Wednesday, December 5, 2012

Counter-Obama Position on Fiscal Cliff Negotiation

Side-note: I was going to title this the GOP position, but I'm not sure many/most in the GOP actually appreciate the position itself, or why it's worth fighting for. Rather than make an assumption as to motivations and priorities, I'll simply call my position the counter-Obama perspective, and/or the anti-socialism approach.

In the debate over what way to back off the so-called "unavoidable" automatic deficit-reduction measures Congress enacted (which, if you recall, exist because Congress couldn't find a compromise for deficit reduction the last time around, following the previous "compromise" which allowed effectively unlimited national debt increases in exchange for the cuts the government is now desperate to eliminate), the Democrats have done an enviable job framing the debate in the main stream media as a decision between cutting taxes for the middle class, and cutting taxes for the rich. Now, while the framing itself is obviously inaccurate (Republicans want to cut taxes for everyone, whereas Democrats only want to cut taxes for the "not rich"), the GOP isn't doing itself any favors by not refuting the characterization, nor articulating the alternative in a way which is compelling. So, I'm going to give it a try.

Obama's stated positions are as follows:
- He's willing to compromise with Republicans, and everything should be on the table for discussion
- He's unwilling to compromise or discuss not hiking taxes on rich people
- [also] He's unwilling to compromise or discuss cutting or reforming entitlements, especially the massive new one bearing his name

Setting aside the obvious hypocrisy and absurdity, and concentrating just on the tax question, the counter-position (well, a counter-position anyway) to Obama's proposal is this: we are unwilling to accept any change to the tax law which makes taxation less equal and/or more biased. By equal, in this context, I mean percentage-equivalent for all income, all levels, for all people, under all conditions. Any change which makes taxes less equal should be rejected with conviction, and I'll explain why.

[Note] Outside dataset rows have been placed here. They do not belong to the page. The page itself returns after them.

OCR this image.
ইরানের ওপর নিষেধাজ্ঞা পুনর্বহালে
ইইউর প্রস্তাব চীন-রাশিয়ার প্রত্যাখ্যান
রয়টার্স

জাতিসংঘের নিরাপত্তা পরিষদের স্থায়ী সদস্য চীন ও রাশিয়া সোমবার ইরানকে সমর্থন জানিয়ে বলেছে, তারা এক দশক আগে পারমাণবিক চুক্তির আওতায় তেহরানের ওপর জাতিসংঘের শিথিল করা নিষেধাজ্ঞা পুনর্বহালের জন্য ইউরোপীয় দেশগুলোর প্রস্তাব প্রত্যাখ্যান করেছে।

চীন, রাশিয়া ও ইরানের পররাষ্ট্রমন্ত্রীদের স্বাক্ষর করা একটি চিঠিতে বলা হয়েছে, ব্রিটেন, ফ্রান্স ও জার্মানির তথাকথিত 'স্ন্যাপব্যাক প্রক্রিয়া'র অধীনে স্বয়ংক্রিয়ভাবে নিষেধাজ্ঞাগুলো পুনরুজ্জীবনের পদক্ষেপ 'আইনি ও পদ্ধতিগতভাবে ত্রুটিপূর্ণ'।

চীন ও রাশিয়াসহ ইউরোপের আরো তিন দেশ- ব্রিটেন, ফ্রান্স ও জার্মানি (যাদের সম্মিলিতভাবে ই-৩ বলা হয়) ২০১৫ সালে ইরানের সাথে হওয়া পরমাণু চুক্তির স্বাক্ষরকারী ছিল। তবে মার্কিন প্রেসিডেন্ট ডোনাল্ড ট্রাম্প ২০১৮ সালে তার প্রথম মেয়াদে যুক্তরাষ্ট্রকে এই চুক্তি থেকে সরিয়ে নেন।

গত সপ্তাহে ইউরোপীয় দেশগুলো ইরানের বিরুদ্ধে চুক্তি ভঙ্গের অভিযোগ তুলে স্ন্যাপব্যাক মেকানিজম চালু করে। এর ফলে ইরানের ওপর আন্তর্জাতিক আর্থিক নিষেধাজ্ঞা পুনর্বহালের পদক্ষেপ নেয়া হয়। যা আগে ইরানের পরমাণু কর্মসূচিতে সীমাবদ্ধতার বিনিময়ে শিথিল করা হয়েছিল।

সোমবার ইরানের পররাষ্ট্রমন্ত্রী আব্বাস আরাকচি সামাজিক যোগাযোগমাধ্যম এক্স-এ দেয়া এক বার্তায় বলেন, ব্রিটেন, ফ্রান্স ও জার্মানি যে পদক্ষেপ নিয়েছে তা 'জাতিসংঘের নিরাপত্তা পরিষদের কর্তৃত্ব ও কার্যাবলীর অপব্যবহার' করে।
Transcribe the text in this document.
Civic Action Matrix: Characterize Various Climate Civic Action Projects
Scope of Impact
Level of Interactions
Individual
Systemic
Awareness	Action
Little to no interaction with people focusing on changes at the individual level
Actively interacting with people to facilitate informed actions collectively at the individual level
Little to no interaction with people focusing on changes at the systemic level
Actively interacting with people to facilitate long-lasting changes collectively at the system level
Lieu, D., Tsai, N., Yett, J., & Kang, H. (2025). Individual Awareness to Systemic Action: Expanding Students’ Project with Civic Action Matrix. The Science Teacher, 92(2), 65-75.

Taxes determine the size of government. You can have deficit spending to increase the size without corresponding taxation, but eventually you need to inflate-down the deficit, and/or increase taxation to compensate. We should have an honest national discussion about the necessary size of government; it's a long-time coming, and desperately needed. In the meantime, though, it's of vital importance for the continued survival of the country that taxation be equally applied across the population, without bias or favor. We must move toward a more flat tax system, or risk the country falling apart.

Consider the current situation: nearly 50% of the country pays no federal income taxes. That's 50% of the voters who don't care at all about raising taxes, because it doesn't affect them. They could care less about controlling deficit spending, because they don't expect to pay for it. They are, at best, not qualified to elect representatives making policy decisions on taxation, and in reality willingly biased corrupt participants in creating an unbalanced system of government-controlled wealth confiscation. They will willfully and gleefully push the country off the cliff of fiscal ruin, because they are not vested in the process of paying the check. This must be fixed if the country is to survive.

What the country needs is this: every time a politician talks of extra spending, everyone should connect that to an extra few dollars out of their personal paycheck every month... everyone. Not just the rich, not the entitled, not the other guy... everyone. When Obama talks of bailing out GM, that should be one less Christmas present every poor family gets to buy for their children, because some union worker with outrageous benefits needs to keep his job pretending to build cars nobody wants. When Obama wants an extra $50 billion or so to spread around to his campaign backers, that's food out of people's mouths. Yes, that will be painful, for lots of people... but that's the vital point. It's shared pain, shared by everyone, paying for the stuff the government decides is absolutely necessary for the best interests of everyone. And, at the end of the day, it's about being able to get rid of the scum wasting our money, because they really are wasting all our money; and if everyone feels the fiscal pain, we might finally get some real, much needed change, before it's too late.

1 comment:

  1. This is why the fiscal cliff sounds good to me. If we cut all spending a little and all paid a little more the problem would go away. The trouble is that means a little less of lots of things people believe in: punishing evil-doers and helping the needy.

    It is not true taxes determine the size of gov't. They should determine the size of gov't, but obviously they don't. Spending can and does exceed taxes by more than just a few percent of GDP.

    I completely agree about spending. Every time they pass a law to help the elderly or the poor children, your withholding or quarterly estimates should go up. The same for every law to lock up criminals for longer or deploy troops in distant countries.